Auch wenn ihr gerne eine Tendenz zum „Gesamtkunstwerk“ angedichtet wird: Anne Imhof zelebriert ein eher barockes als wagnerianisches, dabei aber mit viel gothic flair angereichertes Pathos, akustisch wie visuell. Es ist kein Wunder, dass auf der Website des Bregenzer Kunsthauses von „postapokalyptischer Isolation“ die Rede ist. Eine Art tödliche Melancholie liegt in vielen Arbeiten Imhofs, in den verwischten, über Bildschirme und Fotos huschenden Gestalten ebenso wie in den giftfarbenen Atompilzen auf ihren rezenten Gemälden. Selbst wenn sie, wie in „Sex“, ein altes, von Friedrich Hollaender komponiertes, einst von Marlene Dietrich intoniertes Chanson singt, kündet sie von den dark times, denen sie schon in „Faust“ so unerschrocken ins Auge geblickt hat: „Wenn ich mir was wünschen dürfte“, heißt es im gleichnamigen Hollaender-Lied, „käm’ ich in Verlegenheit, was ich mir denn wünschen sollte, eine schlimme oder gute Zeit“.
Im KUB finde übrigens ganz entschieden keine Retrospektive statt, es seien, „ehrlich gesagt, ausschließlich neue Arbeiten“. Allerdings mit starken Rückgriffen in die eigene Biografie, zu jenen einstigen Konfrontationen mit der deutschen Underground-Szene, die sie zur Künstlerin reifen ließen. Den Aufbau ihrer Ausstellung empfindet sie, wie sie im Interview mit ihrer charakteristisch dunklen Stimme sagt, als das Lustvollste des ganzen Prozesses, als den schönsten Moment, an dem endlich alles zusammenkomme; es mache außerdem Spaß, mit ihrem „fantastischen“ Team ans Werk zu gehen. Denn anders als in den Phasen, in denen ihre Arbeiten entstehen, könne sie „am Ende total gut loslassen“.
Mit KUB-Direktor Thomas D. Trummer steht Imhof bereits seit Jahren in engem kreativem Austausch, eigentlich schon seit der Venedig-Biennale.

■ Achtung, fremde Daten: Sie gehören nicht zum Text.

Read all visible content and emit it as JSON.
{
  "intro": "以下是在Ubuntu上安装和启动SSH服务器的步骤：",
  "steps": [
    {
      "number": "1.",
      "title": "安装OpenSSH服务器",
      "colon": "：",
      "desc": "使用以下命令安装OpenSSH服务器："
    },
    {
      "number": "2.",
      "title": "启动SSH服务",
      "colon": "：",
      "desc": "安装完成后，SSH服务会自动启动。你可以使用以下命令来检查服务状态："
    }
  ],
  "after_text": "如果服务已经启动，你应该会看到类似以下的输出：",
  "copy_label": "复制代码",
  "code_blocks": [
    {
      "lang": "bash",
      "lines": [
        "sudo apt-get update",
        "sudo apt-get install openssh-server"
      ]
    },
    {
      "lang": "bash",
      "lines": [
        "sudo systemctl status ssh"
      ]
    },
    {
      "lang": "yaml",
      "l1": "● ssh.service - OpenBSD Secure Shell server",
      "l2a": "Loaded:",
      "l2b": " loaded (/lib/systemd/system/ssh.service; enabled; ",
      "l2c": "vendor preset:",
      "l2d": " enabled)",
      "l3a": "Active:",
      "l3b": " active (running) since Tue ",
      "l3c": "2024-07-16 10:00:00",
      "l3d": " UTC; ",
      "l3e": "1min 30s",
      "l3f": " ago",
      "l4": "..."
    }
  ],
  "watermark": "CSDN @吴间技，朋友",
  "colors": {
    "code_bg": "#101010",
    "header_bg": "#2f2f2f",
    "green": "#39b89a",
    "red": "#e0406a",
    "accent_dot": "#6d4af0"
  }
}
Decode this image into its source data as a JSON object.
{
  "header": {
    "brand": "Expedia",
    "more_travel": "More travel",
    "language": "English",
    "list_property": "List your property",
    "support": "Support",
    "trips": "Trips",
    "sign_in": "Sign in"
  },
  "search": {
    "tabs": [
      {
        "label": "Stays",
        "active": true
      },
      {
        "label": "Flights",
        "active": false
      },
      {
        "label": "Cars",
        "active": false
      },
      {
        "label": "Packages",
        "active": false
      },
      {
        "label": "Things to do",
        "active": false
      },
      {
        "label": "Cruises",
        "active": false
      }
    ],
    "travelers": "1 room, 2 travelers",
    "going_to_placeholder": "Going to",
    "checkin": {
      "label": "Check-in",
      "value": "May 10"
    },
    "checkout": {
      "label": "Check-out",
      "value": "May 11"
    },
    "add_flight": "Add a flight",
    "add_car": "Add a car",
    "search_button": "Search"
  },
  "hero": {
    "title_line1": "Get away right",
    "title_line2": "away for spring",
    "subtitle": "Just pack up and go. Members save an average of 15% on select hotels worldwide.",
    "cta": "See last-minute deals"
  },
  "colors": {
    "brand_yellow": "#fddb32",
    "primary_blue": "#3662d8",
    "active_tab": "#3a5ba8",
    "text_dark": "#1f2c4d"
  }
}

Nach ihrer Ausstellung am Stedelijk Museum in Amsterdam 2022 und nach einer Show namens „Emo“ in ihrer Galerie in Los Angeles 2023 hatte sie den dringenden Wunsch verspürt, sich neu zu orientieren, vielleicht auch zu brechen mit den Stilen, die sie bekannt gemacht haben. Sie begann also damit, die „Erzählung“ zu ihrer Kunst und ihrer Person, „mein Narrativ anders zu gestalten, zurückzukehren zu den Orten und Ideen, aus denen ich komme, zu dem, was mich einst zur Kunst gebracht hat.“ Und das ist, auch wenn es ein wenig kitschig klingen mag: „das Leben an sich, das Zusammensein mit anderen.“
Es ist kein Zufall, dass sie das Performative als Ausdrucksmittel so früh gewählt hat. So habe sie ihre Stimme gefunden, erst über die Performance konnte sie eine Art „Dringlichkeit“ erzielen. „Kunst wird ja meist als etwas Erstarrtes präsentiert: In dem Augenblick, da sie präsentiert wird, ist sie auch am Ende, abgeschlossen. Mit den Live-Aspekten meiner Arbeit wollte ich dies immer umgehen, lieber den Moment, die Spontaneität feiern.“
Nun findet sich aber gerade in Ihrer neuen Show keine Live-Arbeit.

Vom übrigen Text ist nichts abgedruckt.